Pierre Bourdieu et Luc Boltanski La production de l’idéologie dominante (Raisons d’agir, 2008)

Lire l’œuvre de Pierre Bourdieu ne va pas de soi à droite, pour le moins. Figure majeure de la gauche de la gauche, le sociologue a évolué vers un militantisme toujours plus direct au cours de sa carrière, certains de ses plus illustres compagnons de route lui reprochant même de produire, à la fin de celle-ci, de l’agit-prop pure et simple.

Plus grave, Bourdieu est souvent considéré à droite, au prix de multiples contresens et approximations, comme un véritable épouvantail, coupable de tous les maux, et notamment du chaos au sein de l’Education nationale et du triomphe du « pédagogisme ».

Pourtant, de même que Marx n’a jamais été la propriété des marxistes, ce serait une erreur pour la pensée conservatrice d’ignorer cette œuvre importante et féconde, et de continuer à la couvrir d’anathèmes et de contre sens.

Bourdieu n’a jamais appelé à remplacer Flaubert par des « textes accessibles » à l’école ; bien au contraire, il montrait dans les productions de la culture de masse une culture irrémédiablement dominée, hétéronome, soumise à la logique des intérêts économiques ; faut-il le rappeler, s’il montrait les mécanismes qui placent une barrière entre les classes populaires et la « grande culture », c’était pour les briser ; il n’est peut-être pas exagéré de dire que pour Bourdieu, comme pour Marx, « il n’y a pas de culture populaire ».

On notera en passant que Philippe Muray, s’il parle peu de Bourdieu, lui a tout de même consacré un article fort élogieux (« Des règles de l’art aux coulisses de sa misère », au sujet du livre Les règles de l’Art).

Il n’y a au fond qu’un seul usage de son œuvre que Bourdieu a explicitement découragé et condamné, l’usage qu’il nommait « cynique », qui consisterait par exemple à lire son travail sur les mécanismes de reproduction sociale comme un manuel à suivre par les impétrants pour mieux assurer leur succès. Ce n’est certes pas là l’usage de l’œuvre que nous nous proposons de faire.

Si Bourdieu nous intéresse aujourd’hui, c’est par ce que nul mieux que lui n’a eu l’intuition, dès 1976, de l’émergence d’une idéologie dominante à la fois « progressiste » et néo-libérale en France (et en Occident), portée par une fraction de la bourgeoisie, dont l’avatar ultime et accompli est aujourd’hui le macronisme.

Les mécanismes conduisant à l’émergence de cette idéologie sont impeccablement décrits dans un long article de 1976, « La production de l’idéologie dominante », écrit avec Luc Boltanski, réédité en livre en 2008 et aisément accessible en ligne.

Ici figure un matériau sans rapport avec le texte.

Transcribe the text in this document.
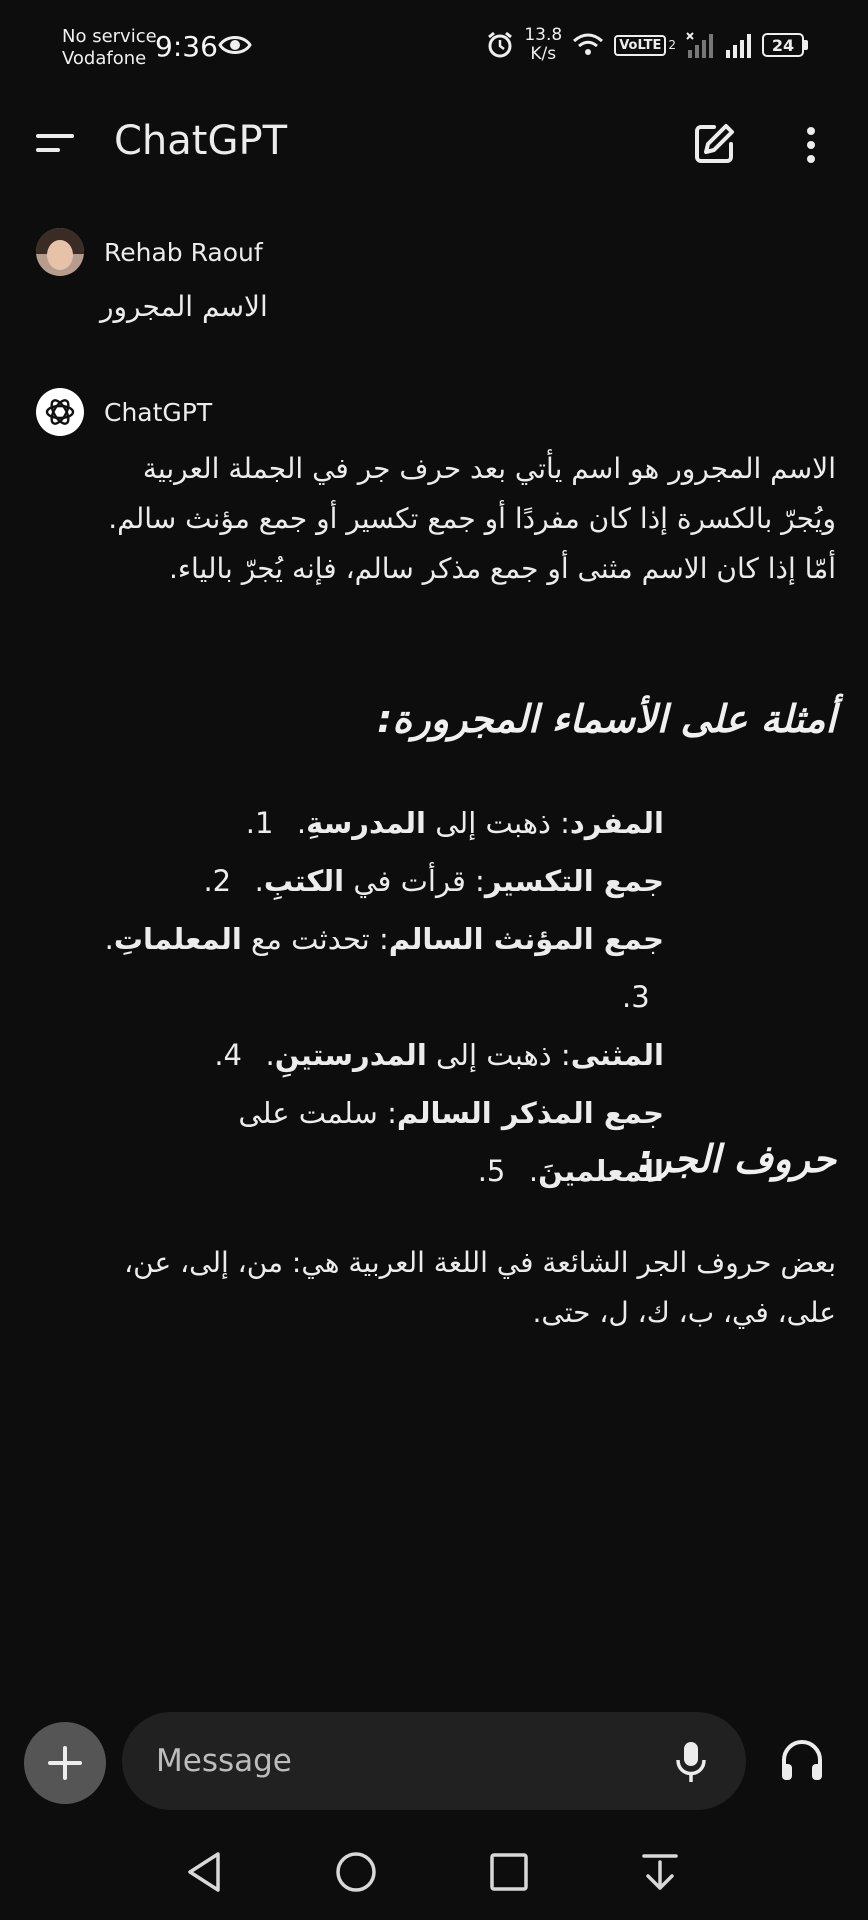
No service
Vodafone 9:36	13.8
K/s	VoLTE 2	24
ChatGPT
Rehab Raouf
الاسم المجرور
ChatGPT
الاسم المجرور هو اسم يأتي بعد حرف جر في الجملة العربية ويُجرّ بالكسرة إذا كان مفردًا أو جمع تكسير أو جمع مؤنث سالم. أمّا إذا كان الاسم مثنى أو جمع مذكر سالم، فإنه يُجرّ بالياء.
أمثلة على الأسماء المجرورة:
المفرد: ذهبت إلى المدرسةِ. 1.
جمع التكسير: قرأت في الكتبِ. 2.
جمع المؤنث السالم: تحدثت مع المعلماتِ. 3.
المثنى: ذهبت إلى المدرستينِ. 4.
جمع المذكر السالم: سلمت على المعلمينَ. 5.	حروف الجر:
بعض حروف الجر الشائعة في اللغة العربية هي: من، إلى، عن، على، في، ب، ك، ل، حتى.
Message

Le livre donne autant à voir qu’à lire en présentant des statistiques, des coupures de presse ou encore des annotations de copies d’étudiants de  Sciences Po. La première partie de l’article consiste en une « Encyclopédie des idées reçues et des lieux communs en usage dans les lieux neutres » à la Flaubert : le concept du « lieu neutre » est en effet central dans l’analyse. Les auteurs montrent l’invention, ou la transformation, dans les années 70, d’institutions supposées « neutres » (commissions techniques, commissariats, écoles de pouvoir,  journaux « de référence ») comme autant de lieux ou s’élabore et se diffuse de manière spontanée une idéologie dominante qui peut se réduire pratiquement à un schème valorisant le « nouveau » « inéluctable » aux dépens de « l’ancien » « dépassé » : on retrouve déjà en germe le thème de la « nécessaire » « disruption » macronienne.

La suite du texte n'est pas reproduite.